Price Chopper/Tops Markets, In the Matter of
New York-based supermarket operators The Golub Corp., which owns the Price Chopper chain, and Tops Market Corp. have agreed to divest 12 Tops supermarkets to C&S Wholesale Grocers to settle Federal Trade Commission charges that their proposed merger would likely be anticompetitive in 11 local markets in New York and Vermont. In those markets, according to the complaint, without a remedy the merger is likely to allow the newly merged company to increase prices above competitive levels, unilaterally or by coordinating with competitors. The merger is also likely to diminish the combined company’s incentives to compete on quality and service in its stores. The Decision and Order requires Price Chopper and Tops to divest the 12 Tops stores and related assets to C&S on a rolling basis, beginning by Jan. 17, 2022, at a rate of two stores pe week for six weeks. On Jan. 24, 2022, the Commission announced the final consent agreement in this matter.
ANI/Novitium, In the Matter of
The Federal Trade Commission required generic drug marketers ANI Pharmaceuticals, Inc. and Novitium Pharma LLC to divest, to Prasco LLC, ANI’s development rights to one generic drug and assets with respect to another generic drug as part of a settlement resolving charges that ANI’s $210 million acquisition of Novitium likely would be anticompetitive. According to the complaint, without a remedy, the acquisition would likely harm future competition in U.S. markets for both of these generic products. The order requires ANI and Novitium to divest ANI’s rights and assets to generic SMX-TMP oral suspension and generic dexamethasone tablets to Prasco within 10 days after the acquisition is final. On Jan. 12, 2022, the Commission announced the final consent order in this matter.

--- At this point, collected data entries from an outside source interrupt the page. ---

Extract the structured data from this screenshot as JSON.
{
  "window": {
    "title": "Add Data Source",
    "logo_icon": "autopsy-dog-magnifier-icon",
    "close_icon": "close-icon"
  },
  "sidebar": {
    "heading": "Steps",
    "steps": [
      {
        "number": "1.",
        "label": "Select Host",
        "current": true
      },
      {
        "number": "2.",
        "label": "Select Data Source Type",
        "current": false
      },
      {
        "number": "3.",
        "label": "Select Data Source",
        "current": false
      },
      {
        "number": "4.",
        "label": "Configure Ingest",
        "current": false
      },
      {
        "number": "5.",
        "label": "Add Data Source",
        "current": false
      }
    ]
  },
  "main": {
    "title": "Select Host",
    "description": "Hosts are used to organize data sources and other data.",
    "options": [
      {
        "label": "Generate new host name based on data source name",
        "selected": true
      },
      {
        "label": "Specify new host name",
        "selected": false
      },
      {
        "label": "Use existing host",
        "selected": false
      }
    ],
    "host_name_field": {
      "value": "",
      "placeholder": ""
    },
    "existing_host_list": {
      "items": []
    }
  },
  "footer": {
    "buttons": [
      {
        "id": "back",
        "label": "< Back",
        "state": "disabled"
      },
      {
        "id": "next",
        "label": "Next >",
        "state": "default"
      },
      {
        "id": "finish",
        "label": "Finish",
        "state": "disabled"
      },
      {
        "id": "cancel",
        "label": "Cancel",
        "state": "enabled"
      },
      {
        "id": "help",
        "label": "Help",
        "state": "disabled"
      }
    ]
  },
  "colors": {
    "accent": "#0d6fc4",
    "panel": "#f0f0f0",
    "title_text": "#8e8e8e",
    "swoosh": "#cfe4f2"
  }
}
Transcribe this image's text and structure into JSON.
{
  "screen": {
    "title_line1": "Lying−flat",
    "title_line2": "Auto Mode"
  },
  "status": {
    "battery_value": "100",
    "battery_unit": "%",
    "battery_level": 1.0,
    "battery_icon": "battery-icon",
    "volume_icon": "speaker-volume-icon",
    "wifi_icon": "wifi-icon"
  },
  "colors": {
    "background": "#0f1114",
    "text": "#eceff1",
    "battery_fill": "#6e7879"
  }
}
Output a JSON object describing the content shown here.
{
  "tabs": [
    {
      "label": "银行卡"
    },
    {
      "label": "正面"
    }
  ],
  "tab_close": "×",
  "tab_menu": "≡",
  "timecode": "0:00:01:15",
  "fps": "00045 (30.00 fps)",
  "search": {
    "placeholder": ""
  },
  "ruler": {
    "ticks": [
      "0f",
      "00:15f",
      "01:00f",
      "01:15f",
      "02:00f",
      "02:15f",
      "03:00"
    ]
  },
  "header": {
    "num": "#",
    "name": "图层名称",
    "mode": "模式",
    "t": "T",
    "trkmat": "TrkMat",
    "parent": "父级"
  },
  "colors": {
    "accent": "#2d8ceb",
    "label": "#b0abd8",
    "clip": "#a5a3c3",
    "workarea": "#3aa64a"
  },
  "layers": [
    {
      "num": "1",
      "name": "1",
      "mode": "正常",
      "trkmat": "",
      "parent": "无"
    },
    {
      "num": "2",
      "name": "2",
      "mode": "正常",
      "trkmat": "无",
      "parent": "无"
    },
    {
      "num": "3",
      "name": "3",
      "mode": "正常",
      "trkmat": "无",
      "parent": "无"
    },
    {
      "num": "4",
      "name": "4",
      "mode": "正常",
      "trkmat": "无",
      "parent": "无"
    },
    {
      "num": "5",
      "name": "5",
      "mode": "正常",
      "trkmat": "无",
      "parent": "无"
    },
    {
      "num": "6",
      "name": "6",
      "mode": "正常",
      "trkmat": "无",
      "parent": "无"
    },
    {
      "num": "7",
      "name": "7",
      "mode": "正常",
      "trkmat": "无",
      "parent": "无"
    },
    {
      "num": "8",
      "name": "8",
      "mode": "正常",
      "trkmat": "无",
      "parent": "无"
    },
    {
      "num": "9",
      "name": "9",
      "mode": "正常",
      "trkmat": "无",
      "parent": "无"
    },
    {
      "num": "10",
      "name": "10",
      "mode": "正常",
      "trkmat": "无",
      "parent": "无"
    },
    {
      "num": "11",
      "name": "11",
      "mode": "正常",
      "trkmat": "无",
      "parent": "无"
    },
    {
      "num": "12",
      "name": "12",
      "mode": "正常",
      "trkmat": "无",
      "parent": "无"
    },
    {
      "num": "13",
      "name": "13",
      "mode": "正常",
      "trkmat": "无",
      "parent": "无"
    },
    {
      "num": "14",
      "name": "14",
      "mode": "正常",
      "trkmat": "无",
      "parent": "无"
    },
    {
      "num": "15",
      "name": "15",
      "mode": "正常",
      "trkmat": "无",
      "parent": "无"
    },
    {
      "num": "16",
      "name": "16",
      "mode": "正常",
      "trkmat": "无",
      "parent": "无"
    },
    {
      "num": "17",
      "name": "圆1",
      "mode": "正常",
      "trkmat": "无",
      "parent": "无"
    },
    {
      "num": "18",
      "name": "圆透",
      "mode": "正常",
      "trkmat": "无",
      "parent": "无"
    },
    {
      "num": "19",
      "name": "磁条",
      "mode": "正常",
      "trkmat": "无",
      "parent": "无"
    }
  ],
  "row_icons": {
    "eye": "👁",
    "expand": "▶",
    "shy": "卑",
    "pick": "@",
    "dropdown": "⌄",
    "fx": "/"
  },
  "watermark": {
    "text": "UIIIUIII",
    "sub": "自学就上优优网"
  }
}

Richard D. Fairbank, U.S. v.
Richard Fairbank, CEO of Capital One Financial Corp., has agreed to settle Federal Trade Commission charges that his March 8, 2018, acquisition of Capital One Financial (COF) stock violated the Hart-Scott-Rodino Act. Under a negotiated settlement, Fairbank will pay a $637,950 civil penalty. The complaint alleges that in 2018, Fairbank violated the notice and waiting period requirements of the HSR Act because he did not file before acquiring COF voting securities in excess of the $100 million filing threshold, as adjusted (which at the time was $168.8 million).
Corpus Christi Polymers LLC, et al., In the Matter of
Following a public comment period, the Federal Trade Commission has approved a final order settling charges that three PET resin producers’ proposed $1.1 billion joint acquisition out of bankruptcy of an under-construction PET production facility would violate federal antitrust law.